This little piggy went to Mexico…

This little piggy went to Mexico…

It’s been quite a week for H1N1 influenza A. What’s that? You never heard of H1N1 influenza A? Perhaps you’re more familiar with its other name — swine flu.

The name of the disease has been just as controversial as the recent outbreak that has now been traced back to Mexico.

Earlier this week, you may remember an Israeli health official saying the disease should be renamed “Mexican flu” because of sensitivities to kashrut laws. Pigs = treyfe.

Well, Mexico didn’t quite like that and filed a complaint, which led that health official to basically say, “Just kidding!”

That bit of news is really buried in The Jerusalem Post articles, but it is there if you look for it.

But wait, Jews aren’t the only ones uncomfortable with the pig references. Egypt has ordered all pigs in the country to be destroyed. Halal, like kashrut, forbids the consumption of pork products. Yet both Israel and Egypt have thriving pig farm industries. Well, not for long.

“It has been decided to slaughter all pigs in the country immediately,” Minister of Health Hatem al-Gabali said on Wednesday afternoon.

Despite my kosher leanings, even I think destroying the entire pig population seems a bit harsh — especially since the swine flu is not spread by pigs.

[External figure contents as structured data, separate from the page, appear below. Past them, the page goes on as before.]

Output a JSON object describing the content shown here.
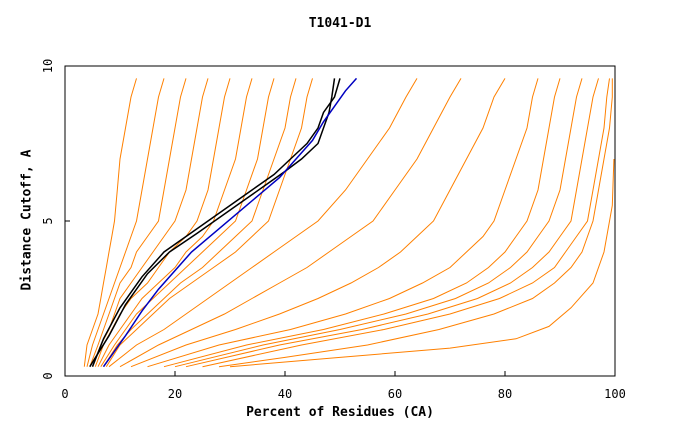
{
  "chart_data": {
    "type": "line",
    "title": "T1041-D1",
    "xlabel": "Percent of Residues (CA)",
    "ylabel": "Distance Cutoff, A",
    "xlim": [
      0,
      100
    ],
    "ylim": [
      0,
      10
    ],
    "x_ticks": [
      "0",
      "20",
      "40",
      "60",
      "80",
      "100"
    ],
    "y_ticks": [
      "0",
      "5",
      "10"
    ],
    "grid": false,
    "colors": {
      "others": "#ff8000",
      "black": "#000000",
      "blue": "#0000c0"
    },
    "series": [
      {
        "group": "others",
        "x": [
          13,
          12,
          11,
          10,
          9.5,
          9,
          8.5,
          8,
          7.5,
          7,
          6.5,
          6,
          5,
          4,
          3.5
        ],
        "y": [
          9.6,
          9,
          8,
          7,
          6,
          5,
          4.5,
          4,
          3.5,
          3,
          2.5,
          2,
          1.5,
          1,
          0.3
        ]
      },
      {
        "group": "others",
        "x": [
          18,
          17,
          16,
          15,
          14,
          13,
          12,
          11,
          10,
          9,
          8,
          7,
          6,
          5,
          4
        ],
        "y": [
          9.6,
          9,
          8,
          7,
          6,
          5,
          4.5,
          4,
          3.5,
          3,
          2.5,
          2,
          1.5,
          1,
          0.3
        ]
      },
      {
        "group": "others",
        "x": [
          22,
          21,
          20,
          19,
          18,
          17,
          15,
          13,
          12,
          10,
          9,
          8,
          7,
          6,
          4.5
        ],
        "y": [
          9.6,
          9,
          8,
          7,
          6,
          5,
          4.5,
          4,
          3.5,
          3,
          2.5,
          2,
          1.5,
          1,
          0.3
        ]
      },
      {
        "group": "others",
        "x": [
          26,
          25,
          24,
          23,
          22,
          20,
          18,
          16,
          14,
          12,
          10,
          9,
          8,
          6.5,
          5
        ],
        "y": [
          9.6,
          9,
          8,
          7,
          6,
          5,
          4.5,
          4,
          3.5,
          3,
          2.5,
          2,
          1.5,
          1,
          0.3
        ]
      },
      {
        "group": "others",
        "x": [
          30,
          29,
          28,
          27,
          26,
          24,
          22,
          19,
          17,
          15,
          12,
          10,
          8.5,
          7,
          5.5
        ],
        "y": [
          9.6,
          9,
          8,
          7,
          6,
          5,
          4.5,
          4,
          3.5,
          3,
          2.5,
          2,
          1.5,
          1,
          0.3
        ]
      },
      {
        "group": "others",
        "x": [
          34,
          33,
          32,
          31,
          29,
          27,
          25,
          22,
          20,
          17,
          14,
          12,
          10,
          8,
          6
        ],
        "y": [
          9.6,
          9,
          8,
          7,
          6,
          5,
          4.5,
          4,
          3.5,
          3,
          2.5,
          2,
          1.5,
          1,
          0.3
        ]
      },
      {
        "group": "others",
        "x": [
          38,
          37,
          36,
          35,
          33,
          31,
          28,
          25,
          22,
          19,
          16,
          13,
          11,
          9,
          6.5
        ],
        "y": [
          9.6,
          9,
          8,
          7,
          6,
          5,
          4.5,
          4,
          3.5,
          3,
          2.5,
          2,
          1.5,
          1,
          0.3
        ]
      },
      {
        "group": "others",
        "x": [
          42,
          41,
          40,
          38,
          36,
          34,
          31,
          28,
          25,
          21,
          18,
          15,
          12,
          9.5,
          7
        ],
        "y": [
          9.6,
          9,
          8,
          7,
          6,
          5,
          4.5,
          4,
          3.5,
          3,
          2.5,
          2,
          1.5,
          1,
          0.3
        ]
      },
      {
        "group": "others",
        "x": [
          45,
          44,
          43,
          41,
          39,
          37,
          34,
          31,
          27,
          23,
          19,
          16,
          13,
          10,
          7.5
        ],
        "y": [
          9.6,
          9,
          8,
          7,
          6,
          5,
          4.5,
          4,
          3.5,
          3,
          2.5,
          2,
          1.5,
          1,
          0.3
        ]
      },
      {
        "group": "others",
        "x": [
          64,
          62,
          59,
          55,
          51,
          46,
          42,
          38,
          34,
          30,
          26,
          22,
          18,
          13,
          8
        ],
        "y": [
          9.6,
          9,
          8,
          7,
          6,
          5,
          4.5,
          4,
          3.5,
          3,
          2.5,
          2,
          1.5,
          1,
          0.3
        ]
      },
      {
        "group": "others",
        "x": [
          72,
          70,
          67,
          64,
          60,
          56,
          52,
          48,
          44,
          39,
          34,
          29,
          23,
          17,
          10
        ],
        "y": [
          9.6,
          9,
          8,
          7,
          6,
          5,
          4.5,
          4,
          3.5,
          3,
          2.5,
          2,
          1.5,
          1,
          0.3
        ]
      },
      {
        "group": "others",
        "x": [
          80,
          78,
          76,
          73,
          70,
          67,
          64,
          61,
          57,
          52,
          46,
          39,
          31,
          22,
          12
        ],
        "y": [
          9.6,
          9,
          8,
          7,
          6,
          5,
          4.5,
          4,
          3.5,
          3,
          2.5,
          2,
          1.5,
          1,
          0.3
        ]
      },
      {
        "group": "others",
        "x": [
          86,
          85,
          84,
          82,
          80,
          78,
          76,
          73,
          70,
          65,
          59,
          51,
          41,
          28,
          15
        ],
        "y": [
          9.6,
          9,
          8,
          7,
          6,
          5,
          4.5,
          4,
          3.5,
          3,
          2.5,
          2,
          1.5,
          1,
          0.3
        ]
      },
      {
        "group": "others",
        "x": [
          90,
          89,
          88,
          87,
          86,
          84,
          82,
          80,
          77,
          73,
          67,
          58,
          47,
          33,
          18
        ],
        "y": [
          9.6,
          9,
          8,
          7,
          6,
          5,
          4.5,
          4,
          3.5,
          3,
          2.5,
          2,
          1.5,
          1,
          0.3
        ]
      },
      {
        "group": "others",
        "x": [
          94,
          93,
          92,
          91,
          90,
          88,
          86,
          84,
          81,
          77,
          71,
          62,
          50,
          36,
          20
        ],
        "y": [
          9.6,
          9,
          8,
          7,
          6,
          5,
          4.5,
          4,
          3.5,
          3,
          2.5,
          2,
          1.5,
          1,
          0.3
        ]
      },
      {
        "group": "others",
        "x": [
          97,
          96,
          95,
          94,
          93,
          92,
          90,
          88,
          85,
          81,
          75,
          66,
          54,
          39,
          22
        ],
        "y": [
          9.6,
          9,
          8,
          7,
          6,
          5,
          4.5,
          4,
          3.5,
          3,
          2.5,
          2,
          1.5,
          1,
          0.3
        ]
      },
      {
        "group": "others",
        "x": [
          99,
          98.5,
          98,
          97,
          96,
          95,
          93,
          91,
          89,
          85,
          79,
          70,
          58,
          43,
          25
        ],
        "y": [
          9.6,
          9,
          8,
          7,
          6,
          5,
          4.5,
          4,
          3.5,
          3,
          2.5,
          2,
          1.5,
          1,
          0.3
        ]
      },
      {
        "group": "others",
        "x": [
          99.5,
          99.5,
          99,
          98,
          97,
          96,
          95,
          94,
          92,
          89,
          85,
          78,
          68,
          55,
          40,
          28
        ],
        "y": [
          9.6,
          9,
          8,
          7,
          6,
          5,
          4.5,
          4,
          3.5,
          3,
          2.5,
          2,
          1.5,
          1,
          0.6,
          0.3
        ]
      },
      {
        "group": "others",
        "x": [
          30,
          50,
          70,
          82,
          88,
          92,
          96,
          98,
          99.5,
          99.8
        ],
        "y": [
          0.3,
          0.6,
          0.9,
          1.2,
          1.6,
          2.2,
          3,
          4,
          5.5,
          7
        ]
      },
      {
        "group": "black",
        "x": [
          50,
          49,
          47,
          46,
          44,
          41,
          38,
          34,
          30,
          26,
          22,
          18,
          14,
          10,
          7,
          5
        ],
        "y": [
          9.6,
          9,
          8.5,
          8,
          7.5,
          7,
          6.5,
          6,
          5.5,
          5,
          4.5,
          4,
          3.2,
          2.2,
          1.2,
          0.3
        ]
      },
      {
        "group": "black",
        "x": [
          49,
          48.5,
          48,
          47,
          46,
          43,
          40,
          36,
          32,
          28,
          24,
          19,
          15,
          11,
          8,
          4.5
        ],
        "y": [
          9.6,
          9,
          8.5,
          8,
          7.5,
          7,
          6.6,
          6.1,
          5.6,
          5.1,
          4.6,
          4,
          3.3,
          2.3,
          1.3,
          0.3
        ]
      },
      {
        "group": "blue",
        "x": [
          53,
          51,
          49,
          47,
          45,
          42,
          39,
          35,
          31,
          27,
          23,
          20,
          17,
          14,
          11,
          7
        ],
        "y": [
          9.6,
          9.2,
          8.7,
          8.2,
          7.6,
          7,
          6.4,
          5.8,
          5.2,
          4.6,
          4,
          3.4,
          2.8,
          2.1,
          1.3,
          0.3
        ]
      }
    ]
  }
}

Minor detail. But Egypt has never let minor details stand in its way before.

So, the World Health Organization earlier today decided it should do something to prevent further misunderstandings with our split-hoofed friend that does not chew its own cud. The organization announced that it is officially changing the name from swine flu to its scientific — if much less common — name: H1N1 influenza A. The details.

In the words of A.C. Slater from “Saved By The Bell,” “Oink, oink, baby.”